Однако нужно сказать, что теоретические понятия литературоведения (тоже и искусствознания в целом) никогда не бывают — или не должны были бы быть — «чистой» теорией, не бывают чистым, «голым» словом. Каждое понятие — но только, пожалуй, каждое своим индивидуальным способом[14]
— связано с реальной историей, да и с историей своего осмысления, каждое схватывает историей своего осмысления что- то важное в реальной истории, как и в истории литературы, — а при этом существует в научном употреблении далеко йе в проанализированном до конца виде, выступает хранителем некоторой, не до конца осознаваемой в каждом отдельном случае употребления полноты смысла. «Раскладывать» ее на части невозможно; слово знает и помнит больше, чем пользующийся им исследователь, и эта «лишняя» память подоспевает всегда к сроку, когда приходит пора постигнуть нечто прежде не замечавшееся в литературной истории. Происхождение немецкого «романтизма» (понятия «романтизм») отражает существеннейшую для немецкой национальной культуры сторону, а именно то, что в литературе (шире — в искусстве, в культуре) считается романтическим, что неромантическим и антиромантическим. Другими словами, что в рамках национальной культуры есть романтическое, что неромантическое, что антиромантическое. Иначе — как взаимодействуют между собой существеннейшие силы немецкой культурной истории, что стоит в ней против чего. Генезис немецкого понятия «романтизм» предрешил распределение сил в немецкой культуре рубежа XVIII–XIX вв., как оно было осмыслено и усвоено в науке о литературе. Но, разумеется, в таком «предрешении» не было ничего произвольного, в нем только тонкое отражение тех соотношений, которые существовали в самой литературе, и в добавление к этому тонкое отражение многообразных «самоосмыслений» в немецкой словесности того времени. Понятие «романтизм», если брать его вместе с его предысторией, точнее, рассматривать его не как нечто исторически сложившееся, готовое, но как исторически складывавшееся и складывающееся, выявляет логику литературного развития Германии рубежа XVIII–XIX вв. Для этого нужно на самом примитивном уровне не пользоваться этим понятием как «этикеткой», а на более высоком уровне следует отдать себе отчет в его природе.Именно эта логика (отнюдь не упрямство и не приверженность к однажды вынесенным суждениям и начерченным схемам) вынуждает немецких литературоведов различных поколений признавать всю глубину различий между Шиллером и романтиками, всю резкость их противостояния друг другу, — для иностранных германистов, литературоведов, писателей, поэтов Шиллер нередко оказывался, напротив, образцом романтического поэта (тем более что Шиллер издал «романтическую трагедию» «Орлеанская дева»[15]
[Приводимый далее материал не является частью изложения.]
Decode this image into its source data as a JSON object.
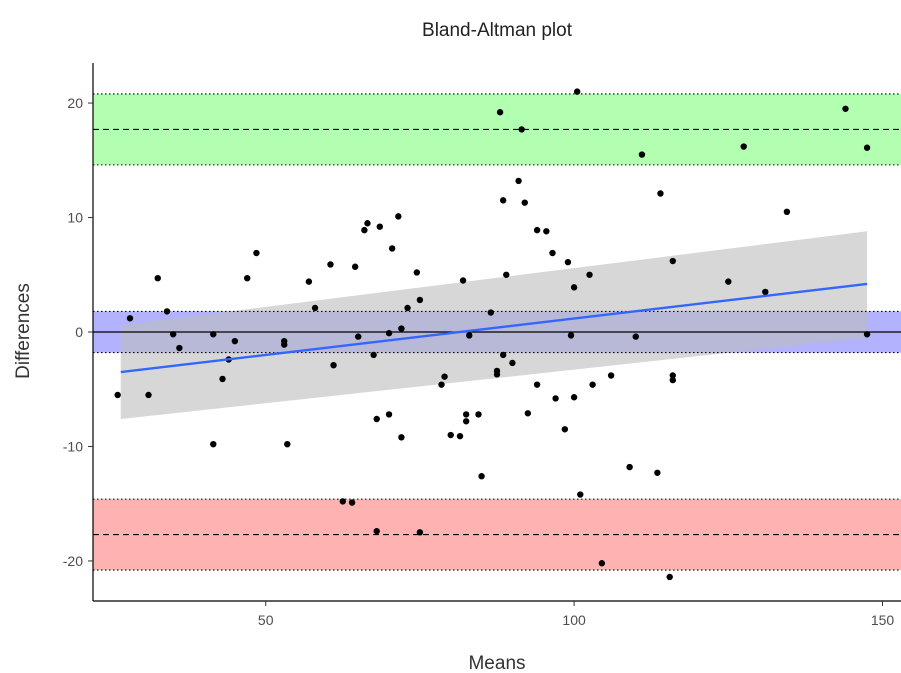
{
  "chart_data": {
    "type": "scatter",
    "title": "Bland-Altman plot",
    "xlabel": "Means",
    "ylabel": "Differences",
    "xlim": [
      22,
      153
    ],
    "ylim": [
      -23.5,
      23.5
    ],
    "x_ticks": [
      50,
      100,
      150
    ],
    "y_ticks": [
      -20,
      -10,
      0,
      10,
      20
    ],
    "x_tick_labels": [
      "50",
      "100",
      "150"
    ],
    "y_tick_labels": [
      "-20",
      "-10",
      "0",
      "10",
      "20"
    ],
    "grid": false,
    "legend": "none",
    "bands": [
      {
        "role": "upper limit of agreement",
        "center": 17.7,
        "lower": 14.6,
        "upper": 20.8,
        "color": "#00ff00"
      },
      {
        "role": "mean difference",
        "center": 0.0,
        "lower": -1.8,
        "upper": 1.8,
        "color": "#0000ff"
      },
      {
        "role": "lower limit of agreement",
        "center": -17.7,
        "lower": -20.8,
        "upper": -14.6,
        "color": "#ff0000"
      }
    ],
    "zero_line": 0,
    "trend": {
      "type": "linear",
      "x": [
        26.5,
        147.5
      ],
      "y": [
        -3.5,
        4.2
      ],
      "ci_lower": [
        -7.6,
        -0.5
      ],
      "ci_upper": [
        0.6,
        8.8
      ],
      "color": "#3366ff",
      "ci_color": "#bdbdbd"
    },
    "points": [
      [
        26,
        -5.5
      ],
      [
        28,
        1.2
      ],
      [
        31,
        -5.5
      ],
      [
        32.5,
        4.7
      ],
      [
        34,
        1.8
      ],
      [
        35,
        -0.2
      ],
      [
        36,
        -1.4
      ],
      [
        41.5,
        -9.8
      ],
      [
        41.5,
        -0.2
      ],
      [
        43,
        -4.1
      ],
      [
        44,
        -2.4
      ],
      [
        45,
        -0.8
      ],
      [
        47,
        4.7
      ],
      [
        48.5,
        6.9
      ],
      [
        53,
        -1.1
      ],
      [
        53,
        -0.8
      ],
      [
        53.5,
        -9.8
      ],
      [
        57,
        4.4
      ],
      [
        58,
        2.1
      ],
      [
        60.5,
        5.9
      ],
      [
        61,
        -2.9
      ],
      [
        62.5,
        -14.8
      ],
      [
        64,
        -14.9
      ],
      [
        64.5,
        5.7
      ],
      [
        65,
        -0.4
      ],
      [
        66,
        8.9
      ],
      [
        66.5,
        9.5
      ],
      [
        67.5,
        -2.0
      ],
      [
        68,
        -7.6
      ],
      [
        68,
        -17.4
      ],
      [
        68.5,
        9.2
      ],
      [
        70,
        -7.2
      ],
      [
        70,
        -0.1
      ],
      [
        70.5,
        7.3
      ],
      [
        71.5,
        10.1
      ],
      [
        72,
        0.3
      ],
      [
        72,
        -9.2
      ],
      [
        73,
        2.1
      ],
      [
        74.5,
        5.2
      ],
      [
        75,
        2.8
      ],
      [
        75,
        -17.5
      ],
      [
        78.5,
        -4.6
      ],
      [
        79,
        -3.9
      ],
      [
        80,
        -9.0
      ],
      [
        81.5,
        -9.1
      ],
      [
        82,
        4.5
      ],
      [
        82.5,
        -7.2
      ],
      [
        82.5,
        -7.8
      ],
      [
        83,
        -0.3
      ],
      [
        84.5,
        -7.2
      ],
      [
        85,
        -12.6
      ],
      [
        86.5,
        1.7
      ],
      [
        87.5,
        -3.7
      ],
      [
        87.5,
        -3.4
      ],
      [
        88,
        19.2
      ],
      [
        88.5,
        -2.0
      ],
      [
        88.5,
        11.5
      ],
      [
        89,
        5.0
      ],
      [
        90,
        -2.7
      ],
      [
        91,
        13.2
      ],
      [
        91.5,
        17.7
      ],
      [
        92,
        11.3
      ],
      [
        92.5,
        -7.1
      ],
      [
        94,
        8.9
      ],
      [
        94,
        -4.6
      ],
      [
        95.5,
        8.8
      ],
      [
        96.5,
        6.9
      ],
      [
        97,
        -5.8
      ],
      [
        98.5,
        -8.5
      ],
      [
        99,
        6.1
      ],
      [
        99.5,
        -0.3
      ],
      [
        100,
        3.9
      ],
      [
        100,
        -5.7
      ],
      [
        100.5,
        21.0
      ],
      [
        101,
        -14.2
      ],
      [
        102.5,
        5.0
      ],
      [
        103,
        -4.6
      ],
      [
        104.5,
        -20.2
      ],
      [
        106,
        -3.8
      ],
      [
        109,
        -11.8
      ],
      [
        110,
        -0.4
      ],
      [
        111,
        15.5
      ],
      [
        113.5,
        -12.3
      ],
      [
        114,
        12.1
      ],
      [
        115.5,
        -21.4
      ],
      [
        116,
        -4.2
      ],
      [
        116,
        -3.8
      ],
      [
        116,
        6.2
      ],
      [
        125,
        4.4
      ],
      [
        127.5,
        16.2
      ],
      [
        131,
        3.5
      ],
      [
        134.5,
        10.5
      ],
      [
        144,
        19.5
      ],
      [
        147.5,
        16.1
      ],
      [
        147.5,
        -0.2
      ]
    ],
    "point_color": "#000000"
  }
}
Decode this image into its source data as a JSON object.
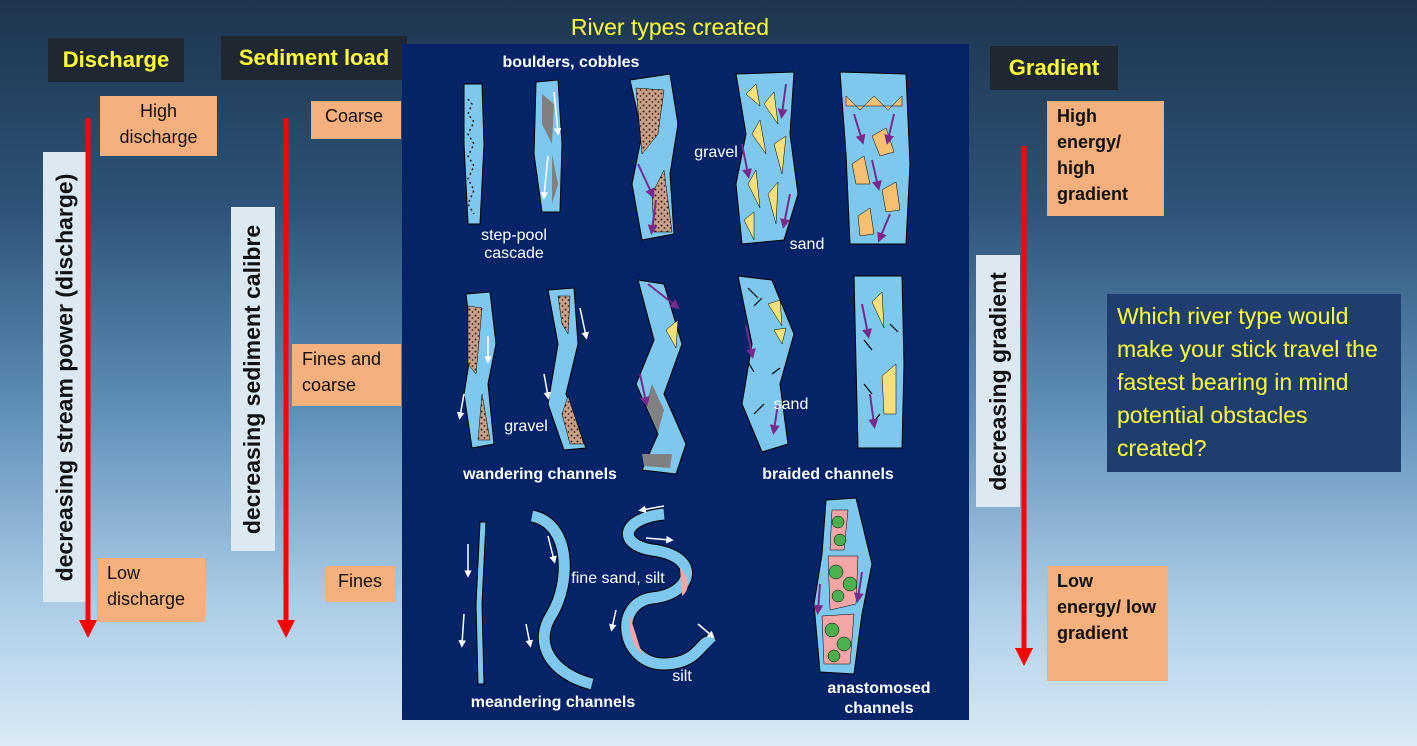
{
  "title": "River types created",
  "headers": {
    "discharge": "Discharge",
    "sediment_load": "Sediment load",
    "gradient": "Gradient"
  },
  "discharge": {
    "high": "High discharge",
    "low": "Low discharge",
    "axis_label": "decreasing stream power (discharge)"
  },
  "sediment": {
    "coarse": "Coarse",
    "fines_and_coarse": "Fines and coarse",
    "fines": "Fines",
    "axis_label": "decreasing sediment calibre"
  },
  "gradient": {
    "high": "High energy/ high gradient",
    "low": "Low energy/ low gradient",
    "axis_label": "decreasing gradient"
  },
  "question": "Which river type would make your stick travel the fastest bearing in mind potential obstacles created?",
  "diagram_labels": {
    "boulders": "boulders, cobbles",
    "step_pool": "step-pool cascade",
    "gravel_top": "gravel",
    "sand_top": "sand",
    "gravel_mid": "gravel",
    "sand_mid": "sand",
    "wandering": "wandering channels",
    "braided": "braided channels",
    "fine_sand_silt": "fine sand, silt",
    "silt": "silt",
    "meandering": "meandering channels",
    "anastomosed": "anastomosed channels"
  },
  "colors": {
    "arrow": "#ff0000",
    "channel": "#7ec8ee",
    "panel_bg": "#052468",
    "box": "#f5b07e",
    "header_text": "#ffff33"
  }
}
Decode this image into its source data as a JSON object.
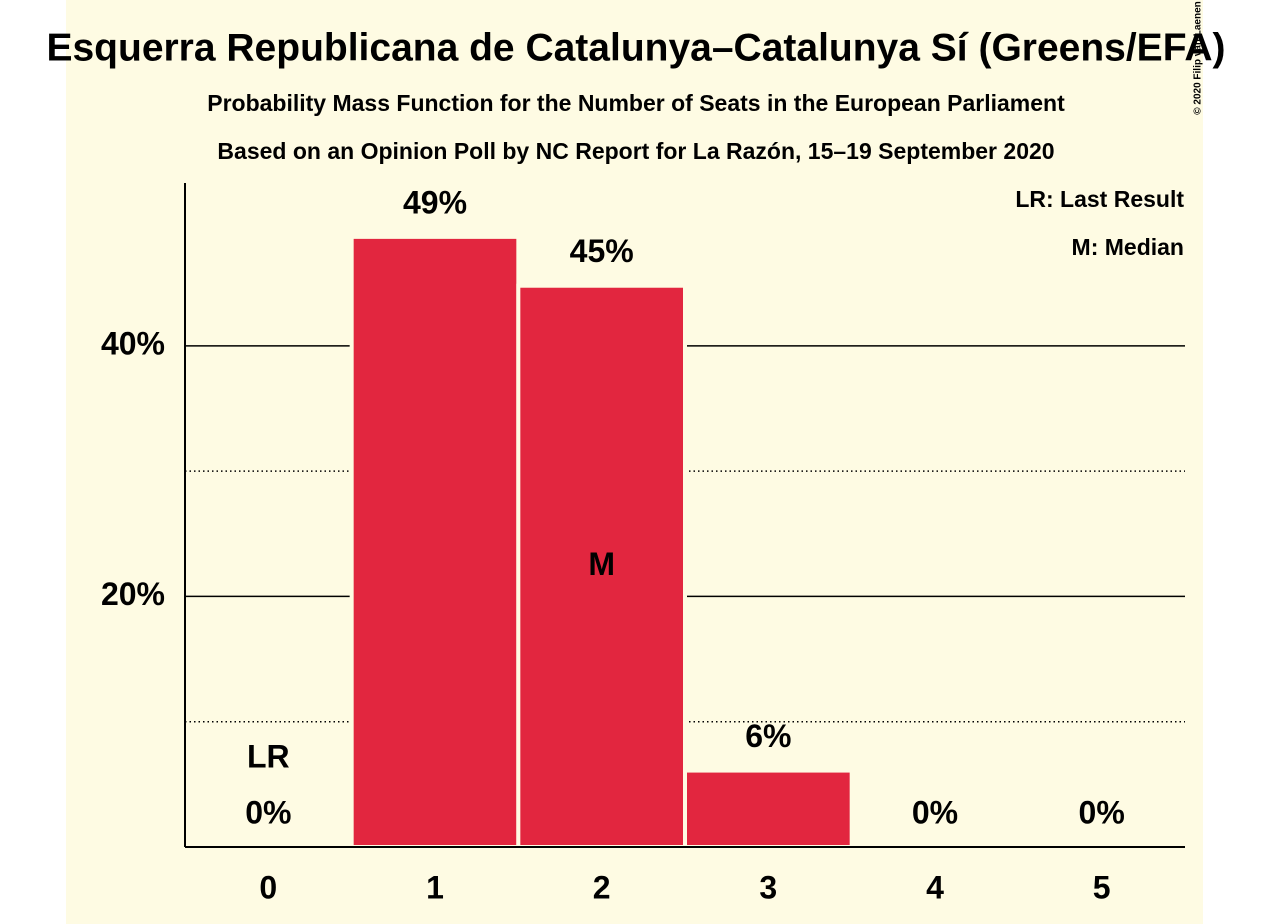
{
  "chart_data": {
    "type": "bar",
    "title": "Esquerra Republicana de Catalunya–Catalunya Sí (Greens/EFA)",
    "subtitles": [
      "Probability Mass Function for the Number of Seats in the European Parliament",
      "Based on an Opinion Poll by NC Report for La Razón, 15–19 September 2020"
    ],
    "categories": [
      "0",
      "1",
      "2",
      "3",
      "4",
      "5"
    ],
    "values": [
      0,
      48.7,
      44.8,
      6.1,
      0,
      0
    ],
    "value_labels": [
      "0%",
      "49%",
      "45%",
      "6%",
      "0%",
      "0%"
    ],
    "color": "#e2263f",
    "ylim": [
      0,
      53
    ],
    "yticks": [
      {
        "value": 20,
        "label": "20%"
      },
      {
        "value": 40,
        "label": "40%"
      }
    ],
    "minor_yticks": [
      10,
      30
    ],
    "grid": true,
    "annotations": [
      {
        "text": "LR",
        "category": 0
      },
      {
        "text": "M",
        "category": 2
      }
    ],
    "legend": [
      "LR: Last Result",
      "M: Median"
    ],
    "copyright": "© 2020 Filip van Laenen"
  }
}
). Именно эта логика вынуждала и вынуждает немецких литературоведов тщательно отделять творчество Фридриха Гёльдерлина и Генриха фон Клейста от романтизма. Это еще менее, чем шиллеровский антиромантизм, понятно литературоведу, который смотрит на вещи со стороны и не подозревает об органической логике литературоведческого развития. Н. Я. Берковский не раз писал: будь Гёльдерлин английским поэтом, никто не сомневался бы в том, что он поэт-романтик. Вполне вероятно. Однако это еще не дает права включать немецкого поэта Гёльдерлина в число немецких романтиков. Надо полагать, что грань между романтическим и классическим творчеством прошла в немецкой поэзии иначе, чем в поэзии английской, и точно так же иначе прошла грань самоосмыслений, — Гёльдерлин не осознавал себя романтическим поэтом. И, главное, его творчество совсем и не соответствует поэтике, эстетике, исканиям, начинаниям, устремлениям немецких романтических поэтов!